В атаку пошли мы. Мы должны были опередить противника. В четыре часа утра началась бомбардировка, а в семь нас причастили, и мы пошли. Перед нами появился полковник и опять молол о боге, императоре и отечестве. Но сам он в них верил, он был старый, седой, тощий, больной и грустный. Он годился нам в отцы, и мы любили его. Потом на нас посыпало из семидесятипятимиллиметровок. Были убитые. И мы пошли.
Идти было недалеко. Земля перед нами была раскопана, опустошена, разорена и мертва. И ничего впереди не было видно, кроме взлетающей вихрями земли там, где падали гранаты, да густого серо-желтого дыма.
Но когда мы подходили к позициям французов, они повыскакивали, точно из-под земли, и приготовились нас встретить.
У нас был перевес, так что на каждого из нас и по одному не приходилось. Немного спустя кто-то двинулся на меня. Один все-таки нашелся.
Но он остановился и замер. Совсем молоденький, почти ребенок. Остановился и забыл ударить меня, только глаза таращит.
— Это ты, Гастон? — сказал я (или подумал). Не знаю, сказал ли я что-нибудь.
В такие мгновения мы вообще не сознаем ничего определенного. Да и почти не слышим, головы у нас оглохли от канонады и непрерывного грохота гранат. Кажется, что трескается небо, а земля под нами ходуном ходит. Мы не думаем, потому что ничего не узнаем — ни самих себя, ни того, что происходит. Мы только видим это.
Стою и гляжу на это смертельно бледное и болезненное лицо, совершенно оцепеневшее от ужаса. Мне казалось, что долго мы простояли так, а может быть, и всего-то один миг.
В это время другие уже пошли дальше, и я услышал бешеное «ура!». Я должен был идти за ними.

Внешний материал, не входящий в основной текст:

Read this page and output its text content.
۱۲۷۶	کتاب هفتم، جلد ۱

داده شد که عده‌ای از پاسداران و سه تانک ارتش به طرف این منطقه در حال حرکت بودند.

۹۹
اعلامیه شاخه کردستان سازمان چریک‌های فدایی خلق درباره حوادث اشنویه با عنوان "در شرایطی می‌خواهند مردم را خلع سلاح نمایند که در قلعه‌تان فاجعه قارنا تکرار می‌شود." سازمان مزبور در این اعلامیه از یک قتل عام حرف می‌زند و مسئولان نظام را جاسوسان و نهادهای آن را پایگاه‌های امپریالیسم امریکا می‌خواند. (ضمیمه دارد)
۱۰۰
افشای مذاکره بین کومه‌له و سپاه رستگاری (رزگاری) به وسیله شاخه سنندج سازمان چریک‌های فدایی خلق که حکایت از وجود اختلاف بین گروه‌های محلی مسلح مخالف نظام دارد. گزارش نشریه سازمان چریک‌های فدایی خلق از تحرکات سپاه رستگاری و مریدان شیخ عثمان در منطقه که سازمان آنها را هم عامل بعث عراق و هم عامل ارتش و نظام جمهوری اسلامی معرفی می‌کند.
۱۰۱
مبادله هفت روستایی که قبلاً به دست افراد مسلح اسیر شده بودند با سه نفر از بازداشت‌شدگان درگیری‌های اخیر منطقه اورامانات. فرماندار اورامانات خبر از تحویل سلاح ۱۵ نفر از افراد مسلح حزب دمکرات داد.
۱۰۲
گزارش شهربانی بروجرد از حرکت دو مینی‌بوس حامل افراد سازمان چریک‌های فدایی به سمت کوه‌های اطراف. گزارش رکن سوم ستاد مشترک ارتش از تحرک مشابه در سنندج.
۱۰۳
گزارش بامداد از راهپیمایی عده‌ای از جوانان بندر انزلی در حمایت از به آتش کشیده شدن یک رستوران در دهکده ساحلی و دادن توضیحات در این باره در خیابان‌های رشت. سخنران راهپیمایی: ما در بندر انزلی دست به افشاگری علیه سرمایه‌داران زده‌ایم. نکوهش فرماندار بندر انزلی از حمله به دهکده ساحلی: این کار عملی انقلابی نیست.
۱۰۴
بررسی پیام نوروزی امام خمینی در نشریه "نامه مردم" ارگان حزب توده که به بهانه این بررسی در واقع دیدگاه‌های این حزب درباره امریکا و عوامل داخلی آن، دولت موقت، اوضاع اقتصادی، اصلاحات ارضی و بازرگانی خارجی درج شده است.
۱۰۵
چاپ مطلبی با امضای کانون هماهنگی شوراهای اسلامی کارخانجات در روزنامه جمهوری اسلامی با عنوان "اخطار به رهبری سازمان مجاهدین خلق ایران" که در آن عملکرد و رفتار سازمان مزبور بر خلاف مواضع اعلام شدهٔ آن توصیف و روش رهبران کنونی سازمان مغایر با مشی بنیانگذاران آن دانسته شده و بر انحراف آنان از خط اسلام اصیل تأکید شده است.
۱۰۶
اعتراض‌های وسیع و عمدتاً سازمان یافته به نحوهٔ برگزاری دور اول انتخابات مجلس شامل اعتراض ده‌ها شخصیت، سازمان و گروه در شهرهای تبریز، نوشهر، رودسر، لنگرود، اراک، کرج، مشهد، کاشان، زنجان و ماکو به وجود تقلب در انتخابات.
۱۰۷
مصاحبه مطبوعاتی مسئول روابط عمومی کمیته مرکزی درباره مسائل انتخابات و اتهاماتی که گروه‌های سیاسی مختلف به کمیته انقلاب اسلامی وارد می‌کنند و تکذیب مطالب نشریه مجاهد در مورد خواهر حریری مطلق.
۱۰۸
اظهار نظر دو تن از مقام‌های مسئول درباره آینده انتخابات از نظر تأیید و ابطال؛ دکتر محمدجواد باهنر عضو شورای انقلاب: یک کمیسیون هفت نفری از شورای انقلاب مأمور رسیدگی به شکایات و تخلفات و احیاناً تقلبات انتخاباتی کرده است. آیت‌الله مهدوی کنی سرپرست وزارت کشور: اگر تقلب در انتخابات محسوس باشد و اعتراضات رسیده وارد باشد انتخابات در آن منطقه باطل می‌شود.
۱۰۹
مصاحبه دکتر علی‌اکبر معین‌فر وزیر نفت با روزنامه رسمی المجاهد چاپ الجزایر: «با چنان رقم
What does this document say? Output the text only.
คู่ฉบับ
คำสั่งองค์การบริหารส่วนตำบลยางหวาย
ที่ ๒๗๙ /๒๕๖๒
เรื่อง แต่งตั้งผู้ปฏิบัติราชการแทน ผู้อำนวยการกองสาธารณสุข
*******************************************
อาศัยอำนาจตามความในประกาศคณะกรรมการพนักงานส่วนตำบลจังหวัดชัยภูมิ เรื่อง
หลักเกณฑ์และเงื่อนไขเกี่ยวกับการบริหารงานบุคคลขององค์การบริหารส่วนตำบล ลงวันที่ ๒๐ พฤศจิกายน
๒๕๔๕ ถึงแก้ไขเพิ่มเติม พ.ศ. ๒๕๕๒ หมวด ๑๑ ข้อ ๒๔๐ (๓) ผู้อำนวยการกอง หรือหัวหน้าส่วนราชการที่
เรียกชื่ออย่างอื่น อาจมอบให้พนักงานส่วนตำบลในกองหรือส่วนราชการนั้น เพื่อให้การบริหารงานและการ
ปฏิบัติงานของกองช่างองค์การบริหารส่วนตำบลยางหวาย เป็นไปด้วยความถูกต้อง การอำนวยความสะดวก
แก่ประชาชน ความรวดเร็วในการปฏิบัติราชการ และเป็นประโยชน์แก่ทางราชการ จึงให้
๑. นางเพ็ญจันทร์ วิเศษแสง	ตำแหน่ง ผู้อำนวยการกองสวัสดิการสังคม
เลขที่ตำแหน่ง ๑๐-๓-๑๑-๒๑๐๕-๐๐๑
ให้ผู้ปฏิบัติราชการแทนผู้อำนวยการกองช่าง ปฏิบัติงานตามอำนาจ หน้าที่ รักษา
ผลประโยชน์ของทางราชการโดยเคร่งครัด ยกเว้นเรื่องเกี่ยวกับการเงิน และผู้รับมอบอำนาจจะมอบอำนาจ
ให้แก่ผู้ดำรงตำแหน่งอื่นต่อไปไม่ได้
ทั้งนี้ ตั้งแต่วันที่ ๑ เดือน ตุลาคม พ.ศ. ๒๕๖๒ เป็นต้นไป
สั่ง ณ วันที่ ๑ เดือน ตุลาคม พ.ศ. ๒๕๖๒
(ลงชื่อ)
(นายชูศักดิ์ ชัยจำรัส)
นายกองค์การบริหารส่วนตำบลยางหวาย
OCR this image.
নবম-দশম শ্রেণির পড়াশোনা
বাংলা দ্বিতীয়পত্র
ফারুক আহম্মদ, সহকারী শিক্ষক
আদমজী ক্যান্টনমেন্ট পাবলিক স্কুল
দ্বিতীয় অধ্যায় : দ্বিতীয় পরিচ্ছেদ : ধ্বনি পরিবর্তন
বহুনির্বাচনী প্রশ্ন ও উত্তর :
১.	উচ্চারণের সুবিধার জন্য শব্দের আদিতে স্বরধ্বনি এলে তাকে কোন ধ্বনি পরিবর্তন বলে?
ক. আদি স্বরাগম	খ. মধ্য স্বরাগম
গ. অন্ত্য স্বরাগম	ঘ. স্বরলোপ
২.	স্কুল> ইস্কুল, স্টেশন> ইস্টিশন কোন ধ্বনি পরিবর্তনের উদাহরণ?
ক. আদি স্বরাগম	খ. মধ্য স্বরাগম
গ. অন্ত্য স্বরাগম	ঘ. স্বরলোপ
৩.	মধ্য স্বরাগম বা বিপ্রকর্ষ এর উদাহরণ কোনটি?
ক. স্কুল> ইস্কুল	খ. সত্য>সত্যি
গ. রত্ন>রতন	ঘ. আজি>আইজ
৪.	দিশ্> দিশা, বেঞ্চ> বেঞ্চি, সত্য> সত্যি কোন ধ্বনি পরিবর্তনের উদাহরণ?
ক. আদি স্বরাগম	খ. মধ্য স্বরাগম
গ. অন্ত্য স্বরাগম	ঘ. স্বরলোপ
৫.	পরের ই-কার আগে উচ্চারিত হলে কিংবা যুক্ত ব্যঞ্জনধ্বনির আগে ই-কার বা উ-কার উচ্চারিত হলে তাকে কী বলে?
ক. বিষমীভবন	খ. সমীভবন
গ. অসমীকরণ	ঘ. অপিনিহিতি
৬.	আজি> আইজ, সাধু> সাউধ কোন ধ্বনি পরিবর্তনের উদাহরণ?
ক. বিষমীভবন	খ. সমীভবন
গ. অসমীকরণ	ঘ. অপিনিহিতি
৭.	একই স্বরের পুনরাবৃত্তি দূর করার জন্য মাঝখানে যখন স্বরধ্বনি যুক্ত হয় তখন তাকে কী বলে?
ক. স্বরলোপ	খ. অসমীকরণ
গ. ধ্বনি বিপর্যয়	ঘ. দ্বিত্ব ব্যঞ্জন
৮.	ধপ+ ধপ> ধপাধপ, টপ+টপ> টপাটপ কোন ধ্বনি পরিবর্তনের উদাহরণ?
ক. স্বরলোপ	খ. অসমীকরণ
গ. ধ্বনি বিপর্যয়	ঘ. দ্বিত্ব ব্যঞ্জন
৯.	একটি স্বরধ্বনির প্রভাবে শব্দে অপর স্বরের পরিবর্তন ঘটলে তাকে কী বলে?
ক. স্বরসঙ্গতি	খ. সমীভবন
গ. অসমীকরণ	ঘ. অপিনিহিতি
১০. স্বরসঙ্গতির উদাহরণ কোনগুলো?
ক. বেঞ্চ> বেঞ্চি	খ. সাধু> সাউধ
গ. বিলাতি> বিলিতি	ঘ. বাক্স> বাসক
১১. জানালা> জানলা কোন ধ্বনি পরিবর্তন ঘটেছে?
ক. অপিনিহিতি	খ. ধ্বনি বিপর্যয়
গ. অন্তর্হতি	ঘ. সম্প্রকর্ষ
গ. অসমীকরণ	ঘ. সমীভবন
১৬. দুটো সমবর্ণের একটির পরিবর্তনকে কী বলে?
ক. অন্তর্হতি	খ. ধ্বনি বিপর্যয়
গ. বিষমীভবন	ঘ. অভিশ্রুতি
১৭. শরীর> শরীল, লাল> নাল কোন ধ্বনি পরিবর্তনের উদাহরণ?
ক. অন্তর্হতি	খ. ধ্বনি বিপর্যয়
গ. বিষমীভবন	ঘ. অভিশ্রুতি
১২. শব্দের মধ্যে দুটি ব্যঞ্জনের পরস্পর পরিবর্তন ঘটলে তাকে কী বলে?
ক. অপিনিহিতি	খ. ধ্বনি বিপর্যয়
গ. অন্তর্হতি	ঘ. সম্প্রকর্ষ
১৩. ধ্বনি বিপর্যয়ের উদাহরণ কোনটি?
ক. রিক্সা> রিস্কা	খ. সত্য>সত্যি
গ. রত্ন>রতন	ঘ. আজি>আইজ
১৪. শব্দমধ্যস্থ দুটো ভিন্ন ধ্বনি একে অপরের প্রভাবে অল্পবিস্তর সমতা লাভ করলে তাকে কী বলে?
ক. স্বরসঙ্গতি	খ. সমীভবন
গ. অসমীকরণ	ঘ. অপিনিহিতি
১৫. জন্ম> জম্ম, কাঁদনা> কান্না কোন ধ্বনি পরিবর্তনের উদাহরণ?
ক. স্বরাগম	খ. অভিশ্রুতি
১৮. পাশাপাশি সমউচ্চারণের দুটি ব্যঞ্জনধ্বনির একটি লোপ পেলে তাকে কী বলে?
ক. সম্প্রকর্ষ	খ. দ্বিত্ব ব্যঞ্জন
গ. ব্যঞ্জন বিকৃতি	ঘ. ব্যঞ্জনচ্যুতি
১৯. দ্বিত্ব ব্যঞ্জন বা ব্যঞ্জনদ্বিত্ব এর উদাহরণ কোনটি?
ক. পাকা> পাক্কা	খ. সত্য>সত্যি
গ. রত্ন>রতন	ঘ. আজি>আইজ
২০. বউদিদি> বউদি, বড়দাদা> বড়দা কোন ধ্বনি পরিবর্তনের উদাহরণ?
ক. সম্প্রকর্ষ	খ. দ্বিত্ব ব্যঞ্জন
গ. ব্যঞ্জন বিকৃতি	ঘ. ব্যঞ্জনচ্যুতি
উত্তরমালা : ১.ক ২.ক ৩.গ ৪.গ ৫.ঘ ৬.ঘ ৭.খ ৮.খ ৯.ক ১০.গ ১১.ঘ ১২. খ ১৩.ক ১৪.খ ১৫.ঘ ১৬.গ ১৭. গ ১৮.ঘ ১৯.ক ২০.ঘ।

— Camarade! — крикнул он, когда я пырнул его штыком.
Он упал навзничь. Я попал ему в горло. Он лежал недвижно и упорно смотрел на меня. Говорить он не мог. Я вытащил пакет и попробовал перевязать его, но он уже умер.
Я пытался стереть с рук кровь, тер их о какие-то клочья травы, которые размякали и липли к пальцам.
Издалека было слышно, как орали «ура!».